Failure to Maintain Safe, Clean, and Homelike Environment for Multiple Residents
Penalty
Summary
The facility failed to maintain a safe, clean, comfortable, and homelike environment for seven residents, as evidenced by multiple observations and interviews. One resident's closet handle was found to be replaced with a plastic trash bag loop, which the resident used to make it easier to open the door. The Director of Staff Development acknowledged that this posed a safety risk, as residents could get caught in the loop and injure themselves. Another resident's bed sheet was observed to be worn out, thin, discolored, and old, with confirmation from a Licensed Vocational Nurse that the sheet needed replacement. In a shared restroom used by two residents, towels were found hanging on various fixtures such as the soap dispenser, toilet paper holder, and shower hose, rather than on a proper towel rack. The ceiling paint in the restroom was also peeling. One resident expressed concern about the lack of a towel rack and the unsanitary conditions, while the other resident noted the safety risk of reaching for towels in unsafe locations. The Director of Staff Development agreed that the situation was unsafe, unsanitary, and not homelike.
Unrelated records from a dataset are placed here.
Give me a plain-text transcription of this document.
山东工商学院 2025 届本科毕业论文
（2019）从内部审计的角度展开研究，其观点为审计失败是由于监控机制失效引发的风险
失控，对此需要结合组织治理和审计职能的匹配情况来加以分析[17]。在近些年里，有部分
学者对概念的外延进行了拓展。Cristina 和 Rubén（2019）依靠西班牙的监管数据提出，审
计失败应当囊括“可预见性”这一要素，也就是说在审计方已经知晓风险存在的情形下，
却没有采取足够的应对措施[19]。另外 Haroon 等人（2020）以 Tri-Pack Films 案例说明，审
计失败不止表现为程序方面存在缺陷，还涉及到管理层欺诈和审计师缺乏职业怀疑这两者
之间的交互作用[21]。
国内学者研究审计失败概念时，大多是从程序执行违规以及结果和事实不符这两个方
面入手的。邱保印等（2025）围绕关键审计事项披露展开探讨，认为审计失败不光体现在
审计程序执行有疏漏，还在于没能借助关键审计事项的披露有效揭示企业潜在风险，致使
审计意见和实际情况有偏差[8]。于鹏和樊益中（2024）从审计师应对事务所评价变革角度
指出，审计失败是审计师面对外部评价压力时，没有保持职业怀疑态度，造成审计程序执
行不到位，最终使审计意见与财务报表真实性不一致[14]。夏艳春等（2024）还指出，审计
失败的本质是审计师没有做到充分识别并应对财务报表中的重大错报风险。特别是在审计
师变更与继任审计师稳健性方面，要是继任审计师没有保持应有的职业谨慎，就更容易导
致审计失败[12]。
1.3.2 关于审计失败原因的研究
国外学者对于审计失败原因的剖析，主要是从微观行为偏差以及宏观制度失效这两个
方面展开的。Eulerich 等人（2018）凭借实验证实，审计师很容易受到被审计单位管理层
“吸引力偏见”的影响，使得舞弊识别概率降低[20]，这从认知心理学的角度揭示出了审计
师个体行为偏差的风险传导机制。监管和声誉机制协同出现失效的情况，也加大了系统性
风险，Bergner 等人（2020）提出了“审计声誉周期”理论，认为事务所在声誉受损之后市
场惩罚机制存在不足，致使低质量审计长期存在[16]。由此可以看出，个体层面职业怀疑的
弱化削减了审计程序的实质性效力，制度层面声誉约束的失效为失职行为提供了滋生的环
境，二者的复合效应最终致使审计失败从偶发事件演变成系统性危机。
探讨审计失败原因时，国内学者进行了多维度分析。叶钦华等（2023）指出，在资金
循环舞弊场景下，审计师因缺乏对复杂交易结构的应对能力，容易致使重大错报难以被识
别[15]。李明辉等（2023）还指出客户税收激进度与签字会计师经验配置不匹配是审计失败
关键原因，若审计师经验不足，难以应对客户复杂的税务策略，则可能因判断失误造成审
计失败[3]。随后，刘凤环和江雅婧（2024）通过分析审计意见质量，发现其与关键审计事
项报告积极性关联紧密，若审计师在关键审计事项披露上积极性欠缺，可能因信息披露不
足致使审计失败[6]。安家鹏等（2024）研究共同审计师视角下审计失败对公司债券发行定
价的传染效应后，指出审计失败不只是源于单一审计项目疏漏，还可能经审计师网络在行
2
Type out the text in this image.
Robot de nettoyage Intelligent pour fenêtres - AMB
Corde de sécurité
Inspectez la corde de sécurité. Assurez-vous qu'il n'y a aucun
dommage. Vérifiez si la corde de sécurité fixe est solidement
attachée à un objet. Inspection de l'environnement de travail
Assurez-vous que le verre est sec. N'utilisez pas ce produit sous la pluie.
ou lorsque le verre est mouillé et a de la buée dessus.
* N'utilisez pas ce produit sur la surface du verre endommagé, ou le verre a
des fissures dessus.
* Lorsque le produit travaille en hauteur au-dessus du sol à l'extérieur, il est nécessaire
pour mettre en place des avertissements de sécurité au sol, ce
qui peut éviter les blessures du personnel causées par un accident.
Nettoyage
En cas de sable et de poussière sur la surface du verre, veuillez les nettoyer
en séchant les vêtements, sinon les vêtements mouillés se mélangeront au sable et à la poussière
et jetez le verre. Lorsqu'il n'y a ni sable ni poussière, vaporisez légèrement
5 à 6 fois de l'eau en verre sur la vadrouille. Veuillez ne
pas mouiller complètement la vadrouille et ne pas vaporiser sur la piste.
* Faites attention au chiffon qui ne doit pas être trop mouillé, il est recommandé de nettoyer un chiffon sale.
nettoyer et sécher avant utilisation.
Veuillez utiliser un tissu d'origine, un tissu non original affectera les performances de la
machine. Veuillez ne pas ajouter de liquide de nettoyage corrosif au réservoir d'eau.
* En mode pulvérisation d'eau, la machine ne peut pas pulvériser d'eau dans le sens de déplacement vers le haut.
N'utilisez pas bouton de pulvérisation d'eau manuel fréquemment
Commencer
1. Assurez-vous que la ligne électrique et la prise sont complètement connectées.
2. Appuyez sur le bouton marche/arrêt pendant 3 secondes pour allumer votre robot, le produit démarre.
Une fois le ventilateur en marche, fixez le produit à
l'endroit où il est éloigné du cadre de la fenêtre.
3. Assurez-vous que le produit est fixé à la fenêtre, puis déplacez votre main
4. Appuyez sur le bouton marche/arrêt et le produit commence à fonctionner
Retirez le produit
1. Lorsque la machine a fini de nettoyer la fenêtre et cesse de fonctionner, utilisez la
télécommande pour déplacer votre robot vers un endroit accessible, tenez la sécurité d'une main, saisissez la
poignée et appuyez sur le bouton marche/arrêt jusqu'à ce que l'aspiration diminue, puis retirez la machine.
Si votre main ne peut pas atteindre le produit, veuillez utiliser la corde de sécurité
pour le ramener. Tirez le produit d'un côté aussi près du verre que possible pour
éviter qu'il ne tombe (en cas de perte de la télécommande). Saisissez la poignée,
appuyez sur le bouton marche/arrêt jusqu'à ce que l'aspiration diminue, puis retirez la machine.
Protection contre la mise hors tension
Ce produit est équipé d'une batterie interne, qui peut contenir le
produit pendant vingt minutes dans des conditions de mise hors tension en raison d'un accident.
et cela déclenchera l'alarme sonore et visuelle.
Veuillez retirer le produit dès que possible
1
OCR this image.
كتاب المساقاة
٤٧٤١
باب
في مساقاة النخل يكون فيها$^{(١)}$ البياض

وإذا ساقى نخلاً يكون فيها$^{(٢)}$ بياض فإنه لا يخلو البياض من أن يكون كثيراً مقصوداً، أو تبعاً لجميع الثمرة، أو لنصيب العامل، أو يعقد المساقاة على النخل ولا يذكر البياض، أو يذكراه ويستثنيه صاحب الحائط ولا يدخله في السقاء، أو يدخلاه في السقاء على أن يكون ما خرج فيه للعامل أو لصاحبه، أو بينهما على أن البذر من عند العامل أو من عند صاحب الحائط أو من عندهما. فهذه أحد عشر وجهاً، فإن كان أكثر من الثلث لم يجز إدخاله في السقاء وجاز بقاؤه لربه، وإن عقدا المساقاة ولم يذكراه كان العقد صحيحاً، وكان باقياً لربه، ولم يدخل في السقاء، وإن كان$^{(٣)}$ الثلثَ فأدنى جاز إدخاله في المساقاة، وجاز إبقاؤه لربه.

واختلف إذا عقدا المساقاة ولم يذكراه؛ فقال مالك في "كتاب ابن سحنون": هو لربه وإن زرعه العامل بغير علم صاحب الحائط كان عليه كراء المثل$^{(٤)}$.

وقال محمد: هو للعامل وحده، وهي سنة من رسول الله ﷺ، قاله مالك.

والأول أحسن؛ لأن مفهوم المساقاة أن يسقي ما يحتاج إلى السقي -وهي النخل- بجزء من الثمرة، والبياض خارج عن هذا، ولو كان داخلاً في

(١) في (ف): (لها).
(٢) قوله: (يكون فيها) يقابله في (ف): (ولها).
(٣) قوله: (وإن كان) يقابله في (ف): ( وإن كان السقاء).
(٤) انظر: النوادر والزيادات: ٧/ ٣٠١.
Another resident's room wall near the head of the bed was observed to have discolorations and multiple scratches, which the resident found unpleasant. The Maintenance Director stated that the damage was likely caused by the bed hitting the wall and agreed that it did not create a homelike environment. Additional deficiencies included a rollator walker with a chipped seat cushion exposing foam for one resident, and a wheelchair in poor condition for another resident, with a cracked armrest held together by tape, a sagging and cracked backrest, and missing vinyl. The affected resident reported discomfort and had previously requested a new wheelchair. The Maintenance Supervisor and DON confirmed the importance of maintaining assistive devices in good repair and acknowledged the poor condition of the wheelchair. Facility policies reviewed indicated requirements for maintaining a clean, safe, and homelike environment, as well as regular maintenance of equipment, which were not met in these instances.
Plan Of Correction
b. The Housekeeping Supervisor replaced the worn-out bedsheet of resident 55 on 6/9/25. c. The Maintenance Supervisor installed a towel rack on 6/17/25 in the shared restroom for Residents 37 and 57. On 6/17/25, the Maintenance Supervisor patched the ceiling of the restroom for Residents 37 and 57. d. On 6/18/25, the Maintenance Supervisor painted the wall for resident 64, near to the head of the resident bed. e. The Maintenance Supervisor replaced on 6/9/25 Resident 7's rollator with a newer one. f. The Maintenance Supervisor replaced on 6/9/25 Resident 66's wheelchair with a newer one. Corrective Action for Others Affected a. On 6/16/25, the Maintenance Supervisor began daily rounds and found no other residents affected by the deficient practice related to paint and wheelchairs and rollators. Measures Taken to Prevent Reoccurrence a. The Administrator in-serviced the Housekeeping Director on 6/16/2025 regarding quality control in the distribution of linens. b. The DSD in-serviced the CNA staff on 6/16/2025 regarding safe, clean, comfortable home-like environment. c. The Administrator in-serviced the Maintenance Supervisor on 6/17/25 regarding proper maintenance of wheelchairs, walkers, and rollators. Performance Monitoring to Ensure that Solutions are Sustained a. Beginning 6/16/25, the DSD shall make random rounds monthly, for the next 3 months, and check 5 random rooms to make sure that residents are using good quality linens. b. Beginning 7/01/25, the Maintenance Supervisor will report monthly to the Administrator on the status of painting and patching for the next 3 months.